# Bean Storage. Valve Boxes by Curver



## urbanbumpkin (Jan 30, 2013)

Following on from another thread where one of the forum members (dfk41) mentioned about cutting out a one way valve from a coffee bag and taping it onto small plastic storage tub. Great idea BTW.

It reminded me that I'd seen these Curver storage boxes that have one way valves in them. I don't think they're designed specifically for coffee storage but they're on sale in TK Max for a couple of quid (in various shapes and sizes).

I was just wondering if anyone used them and if they were any good

http://www.curver.com/cur/products/aroma-fresh-premium/1380


----------



## aphelion (Nov 23, 2012)

never used, but they look quite handy


----------



## 4085 (Nov 23, 2012)

Never used them but might go and have a look and see!


----------



## JD66 (May 28, 2013)

i use a Curver storage box and it works great imho


----------



## Chris_on_caffeine (Jul 21, 2012)

I'm not really sure about the merits of the de-gassing valve. I mean, keeping oxygen out is the main thing and bags can do that without the valve. I'm tempted to order my next lot of bags without the valves. What do you guys think?


----------



## funinacup (Aug 30, 2010)

I prefer having bags with valves as I can reseal then squeeze excess air out.


----------



## painty (Jul 25, 2011)

smokeybarn said:


> I'm not really sure about the merits of the de-gassing valve. I mean, keeping oxygen out is the main thing and bags can do that without the valve. I'm tempted to order my next lot of bags without the valves. What do you guys think?

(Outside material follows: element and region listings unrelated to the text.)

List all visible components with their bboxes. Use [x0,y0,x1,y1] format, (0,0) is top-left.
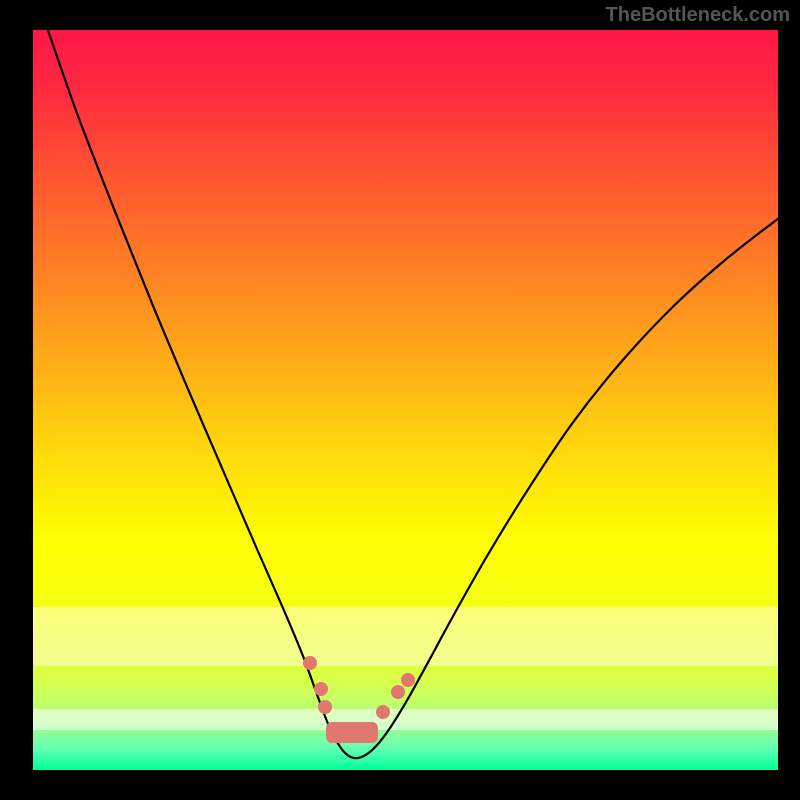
watermark: TheBottleneck.com [606,4,790,27]
plot-area [33,30,778,770]
data-marker [303,656,317,670]
bottleneck-curve [48,30,778,758]
curve-layer [33,30,778,770]
data-marker [314,682,328,696]
data-marker-cluster [326,722,378,743]
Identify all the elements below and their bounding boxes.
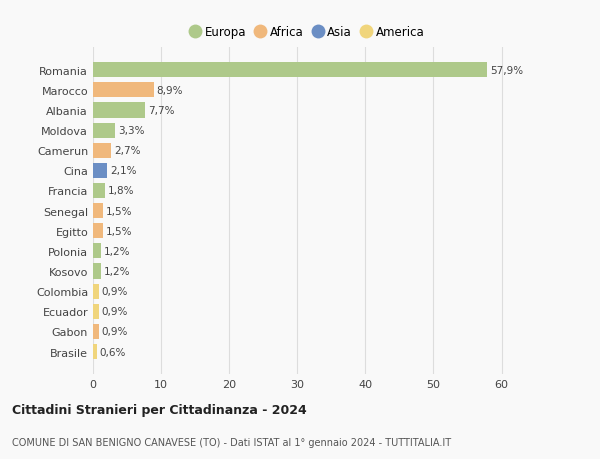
Bar: [93, 63, 487, 78]
Bar: [93, 264, 101, 279]
Text: 1,5%: 1,5%: [106, 206, 133, 216]
Bar: [93, 143, 112, 158]
Bar: [93, 163, 107, 179]
Bar: [93, 204, 103, 218]
Text: 0,6%: 0,6%: [100, 347, 126, 357]
Bar: [93, 304, 99, 319]
Text: 3,3%: 3,3%: [118, 126, 145, 136]
Text: 0,9%: 0,9%: [102, 307, 128, 317]
Text: 1,8%: 1,8%: [108, 186, 134, 196]
Text: Cittadini Stranieri per Cittadinanza - 2024: Cittadini Stranieri per Cittadinanza - 2…: [12, 403, 307, 416]
Text: 7,7%: 7,7%: [148, 106, 175, 116]
Text: 1,2%: 1,2%: [104, 266, 130, 276]
Legend: Europa, Africa, Asia, America: Europa, Africa, Asia, America: [186, 22, 429, 44]
Text: 1,5%: 1,5%: [106, 226, 133, 236]
Bar: [93, 244, 101, 259]
Bar: [93, 103, 145, 118]
Text: 2,1%: 2,1%: [110, 166, 137, 176]
Text: 0,9%: 0,9%: [102, 286, 128, 297]
Bar: [93, 284, 99, 299]
Text: 8,9%: 8,9%: [157, 86, 183, 95]
Text: 1,2%: 1,2%: [104, 246, 130, 256]
Bar: [93, 123, 115, 138]
Bar: [93, 224, 103, 239]
Bar: [93, 83, 154, 98]
Bar: [93, 184, 105, 199]
Bar: [93, 324, 99, 339]
Text: COMUNE DI SAN BENIGNO CANAVESE (TO) - Dati ISTAT al 1° gennaio 2024 - TUTTITALIA: COMUNE DI SAN BENIGNO CANAVESE (TO) - Da…: [12, 437, 451, 447]
Text: 57,9%: 57,9%: [490, 66, 523, 76]
Text: 0,9%: 0,9%: [102, 327, 128, 336]
Text: 2,7%: 2,7%: [114, 146, 140, 156]
Bar: [93, 344, 97, 359]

How soon do you bag up after roasting?


----------



## Glenn (Jun 14, 2008)

I'm a fan of resealable bags with one-way valves and prefer them to bags without the ability to reseal.


----------



## 4085 (Nov 23, 2012)

When a bean is degassing, it is vital to get rid of the gasses rather than worry about letting air in, hence the one way valve. You need to bag up as soon as the beans are cool. If you do not get rid of the gas produced, the beans sit in it.


----------



## Chris_on_caffeine (Jul 21, 2012)

Pretty sure it's the other way round dfk. Keeping air out is vital, gases expelled dont cause any problems (other than potentially splitting the bag?).

Just found this, worth a read... http://agoodkeensavage.wordpress.com/2012/01/17/why-i-stopped-packaging-our-coffee-in-one-way-valves/


----------